Comme on pouvait s'y attendre, ce n'était une forêt de tapette. En ces temps reculés où les agriculteurs bouseux n'avaient pas encore rasé les forêts pour planter des choux, avant même que les troupeaux de chèvres et de touristes ne viennent saccager les campagnes, en ces temps là donc , on croisait encore des putains de forêts, vastes et belles, sombres et mystérieuses, aptes à attirer aussi bien les preux chevaliers que les pires malandrins. On y croisait sylphes et korrigans, nymphes et trolls, ondines et dryades, dragons et ornithorynques, vivant aux pieds des chênes millénaires, des érables paisibles, des saules pleureurs, formant un écosystème ma foi assez unique et il est vrai particulièrement bordélique, rendant la vie des quelques timbrés qui essayaient d'y demeurer assez hasardeuse. Mais telle était la légendaire Brocéliande, unique, captivant mélange de rêve et de danger. FIN DE L4INTRODUCTION? RETOUR AU R2CIT.

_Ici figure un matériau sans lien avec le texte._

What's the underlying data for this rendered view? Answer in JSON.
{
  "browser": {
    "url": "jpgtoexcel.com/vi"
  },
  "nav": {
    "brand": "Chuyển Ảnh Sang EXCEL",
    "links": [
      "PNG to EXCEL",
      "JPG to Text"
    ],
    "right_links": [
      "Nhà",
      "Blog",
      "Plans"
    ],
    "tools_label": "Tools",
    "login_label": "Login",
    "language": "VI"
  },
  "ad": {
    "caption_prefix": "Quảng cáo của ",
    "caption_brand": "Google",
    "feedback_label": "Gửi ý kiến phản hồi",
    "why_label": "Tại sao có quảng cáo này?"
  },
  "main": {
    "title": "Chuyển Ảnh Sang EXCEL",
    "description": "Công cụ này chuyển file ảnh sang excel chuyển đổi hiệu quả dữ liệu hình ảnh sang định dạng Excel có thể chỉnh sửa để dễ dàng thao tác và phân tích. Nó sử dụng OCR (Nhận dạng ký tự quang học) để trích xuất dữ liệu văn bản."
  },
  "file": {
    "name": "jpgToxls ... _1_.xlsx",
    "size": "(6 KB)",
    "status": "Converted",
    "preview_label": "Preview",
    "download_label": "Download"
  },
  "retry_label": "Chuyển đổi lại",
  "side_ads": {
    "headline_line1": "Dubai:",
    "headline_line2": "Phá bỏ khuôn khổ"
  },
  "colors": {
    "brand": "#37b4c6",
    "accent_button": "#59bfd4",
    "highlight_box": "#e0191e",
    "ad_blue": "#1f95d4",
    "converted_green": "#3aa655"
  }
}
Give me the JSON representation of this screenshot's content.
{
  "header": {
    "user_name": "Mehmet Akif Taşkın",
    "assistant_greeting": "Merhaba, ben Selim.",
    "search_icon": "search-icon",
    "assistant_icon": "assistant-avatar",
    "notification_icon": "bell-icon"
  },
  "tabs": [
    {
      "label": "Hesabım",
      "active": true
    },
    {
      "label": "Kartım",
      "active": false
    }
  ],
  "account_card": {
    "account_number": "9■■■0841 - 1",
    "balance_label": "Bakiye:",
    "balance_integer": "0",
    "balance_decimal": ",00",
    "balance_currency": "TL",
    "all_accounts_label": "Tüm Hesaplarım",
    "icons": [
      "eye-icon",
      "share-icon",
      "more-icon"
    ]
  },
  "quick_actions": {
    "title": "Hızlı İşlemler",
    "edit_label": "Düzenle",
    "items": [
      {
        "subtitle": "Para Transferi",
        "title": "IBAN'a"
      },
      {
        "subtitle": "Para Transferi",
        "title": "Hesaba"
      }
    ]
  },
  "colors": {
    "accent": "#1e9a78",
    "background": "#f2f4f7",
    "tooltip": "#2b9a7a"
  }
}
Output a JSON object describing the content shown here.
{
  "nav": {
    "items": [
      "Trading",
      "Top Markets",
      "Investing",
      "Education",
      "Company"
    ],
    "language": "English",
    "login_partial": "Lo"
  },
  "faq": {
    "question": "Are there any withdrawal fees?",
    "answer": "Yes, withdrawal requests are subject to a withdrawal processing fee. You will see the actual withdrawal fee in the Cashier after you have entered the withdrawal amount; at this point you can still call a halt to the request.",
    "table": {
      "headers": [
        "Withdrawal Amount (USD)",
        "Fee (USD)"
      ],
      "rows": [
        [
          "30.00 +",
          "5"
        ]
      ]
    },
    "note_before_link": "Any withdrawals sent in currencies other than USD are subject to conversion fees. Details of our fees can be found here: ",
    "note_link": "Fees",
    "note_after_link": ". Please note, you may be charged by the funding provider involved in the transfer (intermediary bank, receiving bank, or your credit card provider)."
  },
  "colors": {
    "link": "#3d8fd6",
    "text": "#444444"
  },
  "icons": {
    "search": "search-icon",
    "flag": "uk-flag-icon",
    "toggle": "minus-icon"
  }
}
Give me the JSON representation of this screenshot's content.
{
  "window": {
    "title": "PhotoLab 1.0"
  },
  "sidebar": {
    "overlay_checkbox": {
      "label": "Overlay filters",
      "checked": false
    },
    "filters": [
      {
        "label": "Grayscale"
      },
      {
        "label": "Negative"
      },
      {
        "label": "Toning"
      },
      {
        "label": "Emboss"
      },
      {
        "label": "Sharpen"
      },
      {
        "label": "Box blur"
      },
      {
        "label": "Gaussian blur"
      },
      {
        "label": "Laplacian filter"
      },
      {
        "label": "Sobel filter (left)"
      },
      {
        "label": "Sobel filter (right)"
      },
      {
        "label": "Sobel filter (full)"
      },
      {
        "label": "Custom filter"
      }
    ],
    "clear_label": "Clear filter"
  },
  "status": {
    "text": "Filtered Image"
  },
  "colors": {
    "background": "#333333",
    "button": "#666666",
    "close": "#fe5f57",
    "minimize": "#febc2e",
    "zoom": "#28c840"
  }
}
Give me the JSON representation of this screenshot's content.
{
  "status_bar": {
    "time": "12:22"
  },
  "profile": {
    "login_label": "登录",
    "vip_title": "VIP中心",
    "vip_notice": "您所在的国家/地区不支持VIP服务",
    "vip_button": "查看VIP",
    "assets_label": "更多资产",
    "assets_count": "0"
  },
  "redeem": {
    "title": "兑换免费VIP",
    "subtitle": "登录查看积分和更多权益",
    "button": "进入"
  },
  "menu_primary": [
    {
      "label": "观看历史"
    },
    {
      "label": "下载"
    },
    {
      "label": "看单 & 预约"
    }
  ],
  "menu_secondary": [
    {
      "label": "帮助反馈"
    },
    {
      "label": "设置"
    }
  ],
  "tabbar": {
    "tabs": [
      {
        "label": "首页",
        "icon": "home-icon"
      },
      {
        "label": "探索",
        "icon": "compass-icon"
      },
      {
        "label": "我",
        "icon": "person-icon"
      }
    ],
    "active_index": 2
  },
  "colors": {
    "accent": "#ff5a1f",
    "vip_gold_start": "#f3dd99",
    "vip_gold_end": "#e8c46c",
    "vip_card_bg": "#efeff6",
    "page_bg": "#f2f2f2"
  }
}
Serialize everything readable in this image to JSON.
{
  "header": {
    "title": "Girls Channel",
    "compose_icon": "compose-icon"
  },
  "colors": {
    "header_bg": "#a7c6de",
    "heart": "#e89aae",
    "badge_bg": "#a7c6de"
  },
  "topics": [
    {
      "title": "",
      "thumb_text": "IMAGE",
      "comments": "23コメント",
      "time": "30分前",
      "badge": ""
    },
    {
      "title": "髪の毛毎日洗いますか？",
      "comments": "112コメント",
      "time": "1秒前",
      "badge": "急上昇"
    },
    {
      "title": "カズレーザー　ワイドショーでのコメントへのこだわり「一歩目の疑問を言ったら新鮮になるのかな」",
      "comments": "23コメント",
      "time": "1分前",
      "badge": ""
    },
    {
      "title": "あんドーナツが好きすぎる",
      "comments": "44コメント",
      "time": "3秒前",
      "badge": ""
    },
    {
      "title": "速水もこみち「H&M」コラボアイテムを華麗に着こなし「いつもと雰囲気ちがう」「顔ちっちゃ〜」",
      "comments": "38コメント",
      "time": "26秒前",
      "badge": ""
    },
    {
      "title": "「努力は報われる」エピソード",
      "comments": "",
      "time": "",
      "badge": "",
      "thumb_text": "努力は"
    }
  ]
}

Ils s'approchèrent de l'orée, restant sur leurs gardes car il savaient que les esprits follets hantant les bois se plaisaient à jouer de parfois cruelles farces aux voyageurs. Le terrain était plus rocheux que jamais. Les arbres, mus par la puissance magique de Brocéliande, poussaient à même la pierre. Comme en de pareils moments, l'air était palpable. Dans le silence, on entendait les feuilles bruisser au vent doux, au loin on entendait les loriots et les pinsons chanter. L'instant est solennel, unique. L'endroit ne l'est pas moins il est vrai, alors ils se taisent, et contemplent, misérables, le spectacle de l'infinie puissance de la nature.

- AAaAArthur !!!! MON CAUPaiN !!!! T'es rEVENuuu !

Tous se retournèrent, l'arme au poing, prêt à repousser l'ennemi. Au sommet d'une protubérance granitique de belle ampleur, se tenait, radieuse, une forme nue et sale, dissimulées sous ses cheveux long et gras. Elle agitait frénétiquement des bras, au bout de chacun d'eux se trouvant une bouteille de vodka, et hurlait de sa voix cassée. Le sang d'Arthur ne fit qu'un tour.

- Morganne ! Vieille sorcière, où diable t'es tu procuré cet alcool ? Serait-ce celui qui nous fait chaque jour un peu plus défaut ?
- EN Vérité, OUi. AhahaHAHAHAHAHoh.
- Tu es bien plus vile que mille érinyes, que manigances-tu ?
- RiiIIIien. J'avais juste SOif.
- Nous euh... en reparlerons. En attendant, nous aurions besoins de tes pouvoirs. Vois-tu, nous devons retrouver le Saint-Graa...
- OUAis je SAIS. Je sAIS Tout. J'ai touT VU DANs ma bOULE MAGique.
- Ah ben c'est parfait. Et accepterais-tu de nous aid...
- VenEZ, J'Ai déJA TOUT préPARE. J'AI Fait un cOUSCOus, coMME TU les aimaIS Avant ARThUR, Mon caUPAIN.
- Comment ça, vous vous connaissiez si bien ? demanda Galahad.
- Certes oui mon bon. Même que..." Arthur eut un bref regarde vers Gauvain, et reprit "Et même qu'elle fait super bien le couscous.
- Mais pouvons-nous lui faire confiance ?
- Ah ça je n'en sait rien. Mais il est trop tard, nous sommes désormais en son pouvoir, qui est grand. Suivons-la, Dieu seul sait ce qu'elle nous réserve.

Pendant ce temps, la chose crade s'était débrouillée pour descendre de son piton rocheux sans se briser tous les os, et comme elle leur faisait de grands signes de mains (de bouteille plutôt), ils n'eurent d'autres choix que de suivre la sorcière dans les ténèbres de Brocéliande.